The DeepSeek controversy: Authorities ask where does the data come from and how safe is it?
The sudden rise of DeepSeek has raised concerns and questions, especially about the origin and destination of the training data, as well as the security of the data.
For those returning from a short holiday away from the news, DeepSeek is a new player on the Artificial Intelligence (AI) field. The Chinese startup has certainly taken the app stores by storm: In just a week after the launch it topped the charts as the most downloaded free app in the US. This caused an upset on the stock markets that cost nVidia and Oracle shareholders a lot of money.
DeepSeek has been called an open-source project, however this technically is not true because only the model’s outputs and certain aspects are publicly accessible. This makes it qualify as an open-weight model. Anyway, the important difference is that the underlying training data and code necessary for full reproduction of the models are not fully disclosed.
And it’s the data that pose a concern to many. OpenAI has accused DeepSeek of using its ChatGPT model to train DeepSeek’s AI chatbot, which triggered quite some memes. If only because OpenAI previously suffered accusations of using data that was not its own in order to train ChatGPT.
Authorities have started to ask questions as well. The Italian privacy regulator GPDP has asked DeepSeek to provide information about the data it processes in the chatbot, and its training data. Because it sees a risk to the privacy of millions of Italian citizens, GDPD has demanded DeepSeek answers within 20 days questions about:
- Which personal data is collected
- The origin of the data
- Purpose for the collection
- Whether the data is stored on servers in China
According to the Italian press agency ANSA, DeepSeek disappeared on January 29, 2025 from Google and Apple’s app stores in Italy.
And if all that isn’t scary enough, researchers at Wiz have found a publicly accessible database belonging to DeepSeek.
“This database contained a significant volume of chat history, backend data and sensitive information, including log streams, API Secrets, and operational details. “
The database was not just accessible and readable, it was also open to control and privilege escalation within the DeepSeek environment.
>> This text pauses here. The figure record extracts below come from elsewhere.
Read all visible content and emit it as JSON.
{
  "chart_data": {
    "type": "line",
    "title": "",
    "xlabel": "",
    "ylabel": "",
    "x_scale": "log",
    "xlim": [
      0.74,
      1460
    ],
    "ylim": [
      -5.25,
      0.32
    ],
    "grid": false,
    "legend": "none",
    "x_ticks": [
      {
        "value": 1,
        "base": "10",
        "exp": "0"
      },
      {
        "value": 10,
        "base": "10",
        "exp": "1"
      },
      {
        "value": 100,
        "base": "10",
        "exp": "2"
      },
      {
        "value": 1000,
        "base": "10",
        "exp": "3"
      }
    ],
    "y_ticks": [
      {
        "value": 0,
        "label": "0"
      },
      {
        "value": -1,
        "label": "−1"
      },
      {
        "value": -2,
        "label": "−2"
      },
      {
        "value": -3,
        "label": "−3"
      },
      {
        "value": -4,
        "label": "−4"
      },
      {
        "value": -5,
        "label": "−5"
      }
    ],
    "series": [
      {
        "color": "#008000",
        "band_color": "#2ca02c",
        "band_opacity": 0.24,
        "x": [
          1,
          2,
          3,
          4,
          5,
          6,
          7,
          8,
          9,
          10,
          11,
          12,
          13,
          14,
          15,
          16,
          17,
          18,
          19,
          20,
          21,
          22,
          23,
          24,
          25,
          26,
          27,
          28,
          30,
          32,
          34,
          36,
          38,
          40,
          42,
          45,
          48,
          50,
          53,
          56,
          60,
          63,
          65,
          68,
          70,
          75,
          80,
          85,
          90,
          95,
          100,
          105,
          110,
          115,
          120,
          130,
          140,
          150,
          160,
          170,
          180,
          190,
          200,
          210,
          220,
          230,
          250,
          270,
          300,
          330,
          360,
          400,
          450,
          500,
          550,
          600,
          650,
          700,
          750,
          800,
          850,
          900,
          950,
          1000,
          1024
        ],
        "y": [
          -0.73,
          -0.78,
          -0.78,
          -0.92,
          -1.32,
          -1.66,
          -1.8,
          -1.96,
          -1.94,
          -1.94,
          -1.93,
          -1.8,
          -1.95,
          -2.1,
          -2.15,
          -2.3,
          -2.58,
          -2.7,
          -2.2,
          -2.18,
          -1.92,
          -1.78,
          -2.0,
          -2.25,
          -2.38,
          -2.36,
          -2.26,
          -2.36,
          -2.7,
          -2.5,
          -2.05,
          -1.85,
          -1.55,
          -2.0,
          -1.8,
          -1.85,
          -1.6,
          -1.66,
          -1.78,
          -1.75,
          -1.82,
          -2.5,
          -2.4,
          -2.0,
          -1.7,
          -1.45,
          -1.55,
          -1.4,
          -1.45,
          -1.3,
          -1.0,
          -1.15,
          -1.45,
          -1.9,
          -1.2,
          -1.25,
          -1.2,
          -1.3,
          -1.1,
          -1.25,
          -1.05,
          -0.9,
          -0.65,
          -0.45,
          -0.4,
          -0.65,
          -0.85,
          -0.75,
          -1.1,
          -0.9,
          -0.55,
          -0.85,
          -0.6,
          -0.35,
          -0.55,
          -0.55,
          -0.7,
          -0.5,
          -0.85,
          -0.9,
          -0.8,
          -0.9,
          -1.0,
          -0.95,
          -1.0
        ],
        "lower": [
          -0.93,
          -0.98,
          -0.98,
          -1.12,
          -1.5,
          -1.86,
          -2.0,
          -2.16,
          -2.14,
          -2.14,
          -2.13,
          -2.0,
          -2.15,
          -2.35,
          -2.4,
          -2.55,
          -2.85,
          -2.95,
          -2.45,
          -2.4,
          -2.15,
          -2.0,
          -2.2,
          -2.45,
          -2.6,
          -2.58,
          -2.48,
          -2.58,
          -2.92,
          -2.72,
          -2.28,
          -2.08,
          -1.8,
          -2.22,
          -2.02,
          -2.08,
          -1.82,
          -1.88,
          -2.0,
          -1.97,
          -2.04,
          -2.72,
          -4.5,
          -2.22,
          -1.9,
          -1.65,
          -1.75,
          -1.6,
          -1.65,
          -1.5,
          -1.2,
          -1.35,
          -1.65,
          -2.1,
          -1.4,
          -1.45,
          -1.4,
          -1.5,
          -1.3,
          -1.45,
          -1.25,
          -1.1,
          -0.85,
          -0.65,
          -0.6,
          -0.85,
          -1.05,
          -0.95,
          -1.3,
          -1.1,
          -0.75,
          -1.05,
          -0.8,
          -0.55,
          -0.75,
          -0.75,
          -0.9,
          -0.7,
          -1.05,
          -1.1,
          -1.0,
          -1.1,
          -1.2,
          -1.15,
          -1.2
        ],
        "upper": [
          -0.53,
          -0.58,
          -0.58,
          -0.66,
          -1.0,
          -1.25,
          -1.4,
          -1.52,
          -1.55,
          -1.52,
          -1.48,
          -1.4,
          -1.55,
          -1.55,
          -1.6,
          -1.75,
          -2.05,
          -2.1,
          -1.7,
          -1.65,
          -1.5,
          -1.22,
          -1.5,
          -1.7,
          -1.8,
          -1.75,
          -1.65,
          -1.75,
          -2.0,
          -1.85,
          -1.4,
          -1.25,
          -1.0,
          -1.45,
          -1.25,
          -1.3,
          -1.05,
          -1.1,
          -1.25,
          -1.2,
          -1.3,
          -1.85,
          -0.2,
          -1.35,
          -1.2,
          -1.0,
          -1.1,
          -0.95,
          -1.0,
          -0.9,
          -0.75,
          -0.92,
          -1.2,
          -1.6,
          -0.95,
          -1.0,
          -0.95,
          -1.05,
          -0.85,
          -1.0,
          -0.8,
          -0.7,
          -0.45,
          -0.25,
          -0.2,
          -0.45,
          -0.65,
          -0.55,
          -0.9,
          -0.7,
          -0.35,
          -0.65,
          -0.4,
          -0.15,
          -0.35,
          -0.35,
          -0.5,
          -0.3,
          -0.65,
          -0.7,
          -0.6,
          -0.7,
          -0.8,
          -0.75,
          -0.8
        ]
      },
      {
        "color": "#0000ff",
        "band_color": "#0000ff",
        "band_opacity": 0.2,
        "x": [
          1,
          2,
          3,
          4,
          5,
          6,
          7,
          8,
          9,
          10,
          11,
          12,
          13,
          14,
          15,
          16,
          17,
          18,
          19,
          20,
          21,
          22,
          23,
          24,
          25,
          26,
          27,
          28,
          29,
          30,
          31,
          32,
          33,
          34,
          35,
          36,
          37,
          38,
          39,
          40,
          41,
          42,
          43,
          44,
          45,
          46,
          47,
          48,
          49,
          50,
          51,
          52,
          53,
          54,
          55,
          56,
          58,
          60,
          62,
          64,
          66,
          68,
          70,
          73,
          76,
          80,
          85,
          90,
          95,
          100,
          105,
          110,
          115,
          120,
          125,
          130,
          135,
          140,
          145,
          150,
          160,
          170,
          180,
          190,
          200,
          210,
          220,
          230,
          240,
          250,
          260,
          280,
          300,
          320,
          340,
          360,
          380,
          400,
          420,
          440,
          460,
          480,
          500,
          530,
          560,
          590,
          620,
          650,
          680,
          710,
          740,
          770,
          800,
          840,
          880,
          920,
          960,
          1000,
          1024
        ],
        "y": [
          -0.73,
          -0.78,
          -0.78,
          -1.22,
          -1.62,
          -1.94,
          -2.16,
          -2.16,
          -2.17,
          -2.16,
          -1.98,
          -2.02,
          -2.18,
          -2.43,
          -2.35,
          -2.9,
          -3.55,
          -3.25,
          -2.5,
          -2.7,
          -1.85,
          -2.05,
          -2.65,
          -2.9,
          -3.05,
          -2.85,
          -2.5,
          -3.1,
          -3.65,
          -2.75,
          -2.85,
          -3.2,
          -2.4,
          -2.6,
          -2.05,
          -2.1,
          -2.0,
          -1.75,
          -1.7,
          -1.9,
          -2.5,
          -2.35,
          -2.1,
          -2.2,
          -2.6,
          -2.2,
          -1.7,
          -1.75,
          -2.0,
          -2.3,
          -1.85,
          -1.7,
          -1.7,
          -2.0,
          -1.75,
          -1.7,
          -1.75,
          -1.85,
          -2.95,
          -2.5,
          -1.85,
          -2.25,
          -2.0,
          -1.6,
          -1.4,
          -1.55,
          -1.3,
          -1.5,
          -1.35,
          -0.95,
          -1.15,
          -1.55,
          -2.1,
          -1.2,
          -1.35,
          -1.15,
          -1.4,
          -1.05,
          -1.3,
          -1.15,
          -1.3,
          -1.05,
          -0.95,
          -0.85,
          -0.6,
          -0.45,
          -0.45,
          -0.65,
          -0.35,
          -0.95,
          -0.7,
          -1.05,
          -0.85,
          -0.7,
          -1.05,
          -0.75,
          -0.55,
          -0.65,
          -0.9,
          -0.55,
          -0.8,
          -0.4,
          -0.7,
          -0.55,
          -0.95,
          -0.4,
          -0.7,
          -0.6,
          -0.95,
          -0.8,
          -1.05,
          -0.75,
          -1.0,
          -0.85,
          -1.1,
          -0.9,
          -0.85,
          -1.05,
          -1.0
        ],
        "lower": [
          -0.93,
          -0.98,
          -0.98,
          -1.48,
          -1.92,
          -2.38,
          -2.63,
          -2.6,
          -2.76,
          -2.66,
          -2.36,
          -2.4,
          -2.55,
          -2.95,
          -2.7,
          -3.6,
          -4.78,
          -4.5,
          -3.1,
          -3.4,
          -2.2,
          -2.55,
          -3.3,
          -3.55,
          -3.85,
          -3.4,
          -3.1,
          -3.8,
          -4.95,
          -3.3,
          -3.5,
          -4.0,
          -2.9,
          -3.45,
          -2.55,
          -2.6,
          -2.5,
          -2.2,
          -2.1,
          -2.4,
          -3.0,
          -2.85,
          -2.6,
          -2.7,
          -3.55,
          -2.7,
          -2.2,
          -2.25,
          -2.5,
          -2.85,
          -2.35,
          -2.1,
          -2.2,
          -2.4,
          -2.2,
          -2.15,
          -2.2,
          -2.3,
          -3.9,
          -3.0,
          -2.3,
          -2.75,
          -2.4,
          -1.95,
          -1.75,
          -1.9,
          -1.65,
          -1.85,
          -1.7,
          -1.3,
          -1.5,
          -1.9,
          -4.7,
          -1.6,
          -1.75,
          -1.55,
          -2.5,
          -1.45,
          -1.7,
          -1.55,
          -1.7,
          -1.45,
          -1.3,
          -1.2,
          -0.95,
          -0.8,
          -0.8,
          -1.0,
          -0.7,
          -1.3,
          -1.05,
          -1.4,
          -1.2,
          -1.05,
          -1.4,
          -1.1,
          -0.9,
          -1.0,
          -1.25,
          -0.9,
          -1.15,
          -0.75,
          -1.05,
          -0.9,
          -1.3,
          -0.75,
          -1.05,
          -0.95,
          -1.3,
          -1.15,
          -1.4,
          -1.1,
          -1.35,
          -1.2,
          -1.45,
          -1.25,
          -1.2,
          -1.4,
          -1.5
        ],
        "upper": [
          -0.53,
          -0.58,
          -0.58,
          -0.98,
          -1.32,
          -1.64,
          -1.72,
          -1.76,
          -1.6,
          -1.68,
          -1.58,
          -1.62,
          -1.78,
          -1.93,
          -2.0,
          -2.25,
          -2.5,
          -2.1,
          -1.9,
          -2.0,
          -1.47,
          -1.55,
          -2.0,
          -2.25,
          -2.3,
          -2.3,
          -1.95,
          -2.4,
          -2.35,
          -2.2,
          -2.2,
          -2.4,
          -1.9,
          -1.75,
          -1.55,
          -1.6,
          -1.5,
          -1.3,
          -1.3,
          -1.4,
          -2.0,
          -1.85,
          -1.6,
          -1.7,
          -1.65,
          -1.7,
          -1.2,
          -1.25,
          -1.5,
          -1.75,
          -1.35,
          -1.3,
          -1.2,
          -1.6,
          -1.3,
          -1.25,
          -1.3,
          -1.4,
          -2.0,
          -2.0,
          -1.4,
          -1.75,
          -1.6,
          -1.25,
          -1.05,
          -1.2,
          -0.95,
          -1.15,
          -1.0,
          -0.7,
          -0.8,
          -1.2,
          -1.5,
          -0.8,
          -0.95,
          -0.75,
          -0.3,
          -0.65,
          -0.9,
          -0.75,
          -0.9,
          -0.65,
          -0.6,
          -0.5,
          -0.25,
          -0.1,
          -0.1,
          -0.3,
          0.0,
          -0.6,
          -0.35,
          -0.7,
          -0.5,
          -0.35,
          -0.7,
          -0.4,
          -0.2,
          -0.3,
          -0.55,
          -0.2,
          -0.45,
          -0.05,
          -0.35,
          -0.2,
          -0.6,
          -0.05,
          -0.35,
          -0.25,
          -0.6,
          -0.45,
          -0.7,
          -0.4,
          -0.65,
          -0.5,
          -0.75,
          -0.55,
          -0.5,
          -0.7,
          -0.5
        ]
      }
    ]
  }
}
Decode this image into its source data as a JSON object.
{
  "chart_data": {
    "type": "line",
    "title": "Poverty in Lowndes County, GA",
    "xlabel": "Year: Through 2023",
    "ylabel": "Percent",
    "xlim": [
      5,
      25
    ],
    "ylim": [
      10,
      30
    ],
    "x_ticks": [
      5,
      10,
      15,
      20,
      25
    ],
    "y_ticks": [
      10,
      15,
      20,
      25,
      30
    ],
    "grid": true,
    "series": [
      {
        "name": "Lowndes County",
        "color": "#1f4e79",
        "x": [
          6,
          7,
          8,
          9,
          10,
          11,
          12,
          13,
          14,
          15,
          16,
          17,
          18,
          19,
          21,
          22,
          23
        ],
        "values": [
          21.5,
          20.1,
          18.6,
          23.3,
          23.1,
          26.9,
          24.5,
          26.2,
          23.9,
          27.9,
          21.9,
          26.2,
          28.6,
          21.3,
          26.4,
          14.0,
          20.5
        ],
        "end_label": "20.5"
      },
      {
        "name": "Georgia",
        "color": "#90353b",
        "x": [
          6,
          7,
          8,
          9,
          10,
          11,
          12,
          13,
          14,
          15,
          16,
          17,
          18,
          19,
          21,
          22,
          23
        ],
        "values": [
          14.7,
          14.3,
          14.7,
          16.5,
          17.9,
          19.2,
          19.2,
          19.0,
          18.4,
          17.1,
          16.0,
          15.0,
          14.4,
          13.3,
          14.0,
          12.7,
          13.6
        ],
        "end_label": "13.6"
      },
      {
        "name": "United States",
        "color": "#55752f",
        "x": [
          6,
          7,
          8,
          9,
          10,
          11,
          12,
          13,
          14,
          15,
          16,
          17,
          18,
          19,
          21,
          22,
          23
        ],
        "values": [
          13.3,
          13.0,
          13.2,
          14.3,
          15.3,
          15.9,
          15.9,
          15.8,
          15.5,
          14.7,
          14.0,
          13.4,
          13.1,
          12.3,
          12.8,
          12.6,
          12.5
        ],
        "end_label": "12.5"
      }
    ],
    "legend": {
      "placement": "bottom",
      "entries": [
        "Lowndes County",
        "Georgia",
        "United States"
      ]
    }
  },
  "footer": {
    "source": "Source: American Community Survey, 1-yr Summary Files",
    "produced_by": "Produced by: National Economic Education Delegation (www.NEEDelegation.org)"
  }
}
No authentication was required, so anybody that stumbled over the database was able to run queries to retrieve sensitive logs and actual plaintext chat messages, and even to steal plaintext passwords and local files.
Needless to say, this oversight put DeepSeek and its users at risk.
We have said this before and we’ll probably have to repeat it numerous times, but the need for fast developments in this field is creating privacy risks that we have never seen before, simply because security is an afterthought for the developers. So, no matter which AI chatbot you prefer, always be mindful of the information you feed it: It may find its way to unexpected and undesirable places.